There are two reasons to define your own content-based filter.  The first
is for convencience.  Say you monitor many different pages on one web
site, and on all of these pages lines 4 through 6 have data that you want
to filter out before making a checksum.  Instead of setting FILTER to
"lines" and FARGS to "4,6" for every URL that is on this site, you could
define a filter called "site4to6" (where "site" could be a descriptive
name for the site it applies to)  and it would look like this: 

	"site4to6"	=>	sub {
		my ($content) = @_;
		&{$filtercode{'lines'}}($content, 4, 6);
	},

Basically, this is a wrapper to the the "lines" filter, with the arguments
4 and 6 hardcoded.

The other reason for defining your own is if you have a URL (or URLs) with
special characteristics, and none of the predefined filters work well. 
Lets say we have a site where we are only concerned with the changing of
one particular line of the content, the line that says "Last Modified".

We could do this:

	"lastmod"	=>	sub {
		my ($content) = @_; # no other args are necessary.  If
				    # anything is present in FARGS, it
				    # (they) will be ignored.

		my (@content) = split /\s*[\r\n]+\s*/, $content;

		foreach $line (@content) {
			if ($line =~ /Last Modified:\s*(.*)/i) {
				return $1; # return the modification time
					   # as the data to be checksummed
			}
		}
		return '';
	}, # END of "lastmod"

If you had, say, two arguments for a filter (so you would write
"FARGS=one,two" in the urlmonrc file), you would use them in your code
like this:

	"foo"		=>	sub {
		my($content, $one, $two) = @_;

		# ...

		return $content;
	}, # END of "foo"


(You might want to avoid using "regexp" and "pararegexp" because they both
use "eval" statements, which involve a bit of overhead.  It is necessary
in order to make them general purpose, but instead you might want to copy one
of them, give it a new name, then hardcode in your substitution or
translation code, thus avoiding the "eval".) 


6. defining your own non-content-based filter

Non-content-based filters really aren't filters.  They are decision
makers.  They decide when a URL has changed.  The logic for all 
the filters (non-content and content) is in the subroutine
'dofilter' of urlmon.  "timestamp" is one, "random" is another.  These are
both explicitly defined.  If dofilter can't find the filter explicity
defined, it will look up the filter in the hash %urlmonfilter::filtercode
and execute it.

Defining your own non-content-based filter involves adding your own code
directly to urlmon.

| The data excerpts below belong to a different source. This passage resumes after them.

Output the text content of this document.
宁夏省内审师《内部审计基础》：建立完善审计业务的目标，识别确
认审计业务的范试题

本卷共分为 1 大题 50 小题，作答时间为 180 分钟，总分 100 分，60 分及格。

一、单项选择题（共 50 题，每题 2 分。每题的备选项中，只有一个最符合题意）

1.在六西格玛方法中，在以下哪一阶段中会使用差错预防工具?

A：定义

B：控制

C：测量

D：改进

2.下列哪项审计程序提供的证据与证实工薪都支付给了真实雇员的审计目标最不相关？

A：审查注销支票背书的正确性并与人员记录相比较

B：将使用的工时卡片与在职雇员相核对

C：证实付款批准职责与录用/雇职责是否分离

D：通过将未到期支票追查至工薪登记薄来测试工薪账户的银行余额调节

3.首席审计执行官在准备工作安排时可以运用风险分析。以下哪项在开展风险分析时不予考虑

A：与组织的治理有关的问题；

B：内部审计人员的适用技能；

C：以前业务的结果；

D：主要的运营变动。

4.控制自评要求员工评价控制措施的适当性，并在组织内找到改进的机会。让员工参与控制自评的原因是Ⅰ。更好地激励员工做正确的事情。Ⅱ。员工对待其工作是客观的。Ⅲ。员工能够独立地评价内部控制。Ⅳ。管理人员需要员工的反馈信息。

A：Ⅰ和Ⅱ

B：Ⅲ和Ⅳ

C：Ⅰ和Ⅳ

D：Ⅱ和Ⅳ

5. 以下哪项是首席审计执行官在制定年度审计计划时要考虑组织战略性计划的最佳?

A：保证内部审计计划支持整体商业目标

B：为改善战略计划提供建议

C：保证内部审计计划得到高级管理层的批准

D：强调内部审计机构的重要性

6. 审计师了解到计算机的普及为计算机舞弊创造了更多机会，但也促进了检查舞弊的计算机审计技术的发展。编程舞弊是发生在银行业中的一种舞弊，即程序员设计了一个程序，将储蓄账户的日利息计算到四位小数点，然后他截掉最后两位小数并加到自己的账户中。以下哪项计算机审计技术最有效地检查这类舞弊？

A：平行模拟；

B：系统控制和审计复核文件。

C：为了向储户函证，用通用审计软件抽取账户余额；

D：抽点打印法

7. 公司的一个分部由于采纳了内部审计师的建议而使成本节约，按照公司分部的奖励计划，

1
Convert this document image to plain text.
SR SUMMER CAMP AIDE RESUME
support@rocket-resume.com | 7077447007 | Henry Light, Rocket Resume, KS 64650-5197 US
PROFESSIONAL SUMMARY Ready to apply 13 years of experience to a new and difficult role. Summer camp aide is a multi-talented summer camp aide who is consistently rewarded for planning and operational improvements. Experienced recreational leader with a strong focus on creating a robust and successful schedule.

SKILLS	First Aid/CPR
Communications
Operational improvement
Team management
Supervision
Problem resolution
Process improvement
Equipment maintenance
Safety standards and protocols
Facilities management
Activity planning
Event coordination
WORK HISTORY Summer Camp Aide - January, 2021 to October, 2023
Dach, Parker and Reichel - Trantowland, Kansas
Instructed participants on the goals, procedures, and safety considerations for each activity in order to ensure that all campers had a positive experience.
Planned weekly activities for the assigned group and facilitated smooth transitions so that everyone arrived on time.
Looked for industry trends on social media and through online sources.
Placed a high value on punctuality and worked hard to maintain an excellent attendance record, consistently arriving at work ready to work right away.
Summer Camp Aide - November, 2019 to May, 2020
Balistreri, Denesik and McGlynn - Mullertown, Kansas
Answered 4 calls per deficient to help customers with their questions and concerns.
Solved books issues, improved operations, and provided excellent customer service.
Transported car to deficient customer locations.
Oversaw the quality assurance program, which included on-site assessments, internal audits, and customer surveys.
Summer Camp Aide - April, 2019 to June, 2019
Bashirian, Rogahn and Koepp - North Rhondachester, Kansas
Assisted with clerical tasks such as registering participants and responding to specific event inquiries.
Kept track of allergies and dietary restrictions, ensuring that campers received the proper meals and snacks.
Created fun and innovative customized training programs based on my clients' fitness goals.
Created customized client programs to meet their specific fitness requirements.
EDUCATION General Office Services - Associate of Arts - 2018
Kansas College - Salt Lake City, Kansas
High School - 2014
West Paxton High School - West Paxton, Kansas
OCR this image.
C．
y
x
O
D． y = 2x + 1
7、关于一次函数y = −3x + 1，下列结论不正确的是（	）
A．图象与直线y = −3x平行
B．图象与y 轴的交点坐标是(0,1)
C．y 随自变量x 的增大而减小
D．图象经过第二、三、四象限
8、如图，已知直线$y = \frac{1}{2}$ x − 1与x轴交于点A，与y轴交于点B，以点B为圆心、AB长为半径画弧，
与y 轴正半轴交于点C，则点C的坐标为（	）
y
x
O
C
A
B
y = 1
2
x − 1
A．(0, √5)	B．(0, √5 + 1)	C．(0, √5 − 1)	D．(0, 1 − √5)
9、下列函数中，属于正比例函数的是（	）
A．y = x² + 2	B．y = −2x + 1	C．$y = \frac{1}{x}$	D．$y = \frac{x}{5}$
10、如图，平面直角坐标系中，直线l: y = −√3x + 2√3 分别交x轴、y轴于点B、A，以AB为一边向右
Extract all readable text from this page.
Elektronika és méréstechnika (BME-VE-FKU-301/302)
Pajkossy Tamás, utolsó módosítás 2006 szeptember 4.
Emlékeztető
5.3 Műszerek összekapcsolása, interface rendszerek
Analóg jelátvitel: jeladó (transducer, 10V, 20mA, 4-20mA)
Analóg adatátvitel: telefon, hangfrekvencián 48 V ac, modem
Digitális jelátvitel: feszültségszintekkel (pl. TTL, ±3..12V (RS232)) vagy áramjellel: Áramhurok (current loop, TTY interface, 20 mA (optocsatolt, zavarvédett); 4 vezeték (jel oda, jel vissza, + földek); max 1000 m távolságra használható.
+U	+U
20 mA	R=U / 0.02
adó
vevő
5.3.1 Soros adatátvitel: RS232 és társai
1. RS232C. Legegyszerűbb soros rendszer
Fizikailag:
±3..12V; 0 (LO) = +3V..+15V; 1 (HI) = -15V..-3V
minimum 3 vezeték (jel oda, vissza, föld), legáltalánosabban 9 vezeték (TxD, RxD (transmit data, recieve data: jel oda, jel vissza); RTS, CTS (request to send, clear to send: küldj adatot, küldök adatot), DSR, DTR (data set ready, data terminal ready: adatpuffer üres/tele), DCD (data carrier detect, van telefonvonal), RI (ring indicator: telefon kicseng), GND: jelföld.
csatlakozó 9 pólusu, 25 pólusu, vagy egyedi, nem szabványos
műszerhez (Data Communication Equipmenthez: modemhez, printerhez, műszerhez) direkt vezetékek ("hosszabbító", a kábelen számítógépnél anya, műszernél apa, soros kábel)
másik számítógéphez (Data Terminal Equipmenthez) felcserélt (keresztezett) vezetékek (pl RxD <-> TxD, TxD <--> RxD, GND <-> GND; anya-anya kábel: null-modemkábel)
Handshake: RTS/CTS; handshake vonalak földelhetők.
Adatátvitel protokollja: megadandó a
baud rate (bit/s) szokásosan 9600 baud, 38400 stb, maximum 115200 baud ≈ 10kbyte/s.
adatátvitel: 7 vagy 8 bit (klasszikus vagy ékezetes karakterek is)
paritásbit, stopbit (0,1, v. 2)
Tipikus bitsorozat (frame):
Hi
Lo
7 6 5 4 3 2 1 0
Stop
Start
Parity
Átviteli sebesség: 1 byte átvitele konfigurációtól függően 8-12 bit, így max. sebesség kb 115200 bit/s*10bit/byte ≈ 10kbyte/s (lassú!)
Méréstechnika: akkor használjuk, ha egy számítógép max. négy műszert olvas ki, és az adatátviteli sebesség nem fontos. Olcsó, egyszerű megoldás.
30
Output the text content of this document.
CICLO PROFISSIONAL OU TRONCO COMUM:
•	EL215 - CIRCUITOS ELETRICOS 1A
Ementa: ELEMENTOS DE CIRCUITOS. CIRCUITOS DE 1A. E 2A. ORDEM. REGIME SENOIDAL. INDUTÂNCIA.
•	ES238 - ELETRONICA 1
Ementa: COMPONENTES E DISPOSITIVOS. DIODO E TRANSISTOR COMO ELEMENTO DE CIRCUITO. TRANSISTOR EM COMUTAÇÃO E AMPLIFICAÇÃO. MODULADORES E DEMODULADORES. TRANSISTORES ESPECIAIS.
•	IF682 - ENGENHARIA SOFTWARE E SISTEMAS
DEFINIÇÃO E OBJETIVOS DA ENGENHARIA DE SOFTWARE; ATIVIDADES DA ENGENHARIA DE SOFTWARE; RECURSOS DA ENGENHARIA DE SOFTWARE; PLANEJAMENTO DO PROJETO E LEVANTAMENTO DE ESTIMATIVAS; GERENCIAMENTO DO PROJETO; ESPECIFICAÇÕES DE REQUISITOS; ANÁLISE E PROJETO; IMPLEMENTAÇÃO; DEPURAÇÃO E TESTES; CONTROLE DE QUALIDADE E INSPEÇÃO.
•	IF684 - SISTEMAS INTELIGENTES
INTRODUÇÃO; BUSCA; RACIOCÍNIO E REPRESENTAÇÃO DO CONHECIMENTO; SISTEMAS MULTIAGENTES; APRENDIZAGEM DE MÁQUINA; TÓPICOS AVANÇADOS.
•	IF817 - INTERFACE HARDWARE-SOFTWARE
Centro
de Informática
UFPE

It isn't hard.  Find the line that says: 

	if (!$opt_o and $filter eq 'timestamp') {
	
		...

	} elsif (...) {

This is the spot.  You can add checks for other filters in subsequent
'elsif' calls (see the line for 'random' for an example).  In the body of
these elsif statements, you must return either a 1 or a 0, 1 for "yes, the
URL has changed", 0 for "no, it hasn't changed".

You are allowed to store state information in the variable "$mods{$url}".
This will me written out to the urlmonrc file (NO SPACES, at least not
now).  You will have access to this info on subsequent checks.  Note that
I haven't tested any other types of data other than timestamps and checksums,
so you might get weird warnings or weird behaviour if I made any assumptions.

Possible reasons for writing one of these would be if you want to be
alerted that, for example, some part of the headers from the web server
has changed.  You can get access to the HTTP connection throught a
variable called "$response".  This variable is an HTTP::Response object,
and you can learn about its data and methods from the LWP documentation.

You could monitor server changes be looking at the Server: line the
response from the web server.  Were it ever to change, you could return 1
indicating that the URL has changed.  Then, of course, you'd have to
remember that when this URL changes, it really means the web server
software has changed.  This is good information to place in the comment 
(COMM=) section or display (DISPLAY=) section.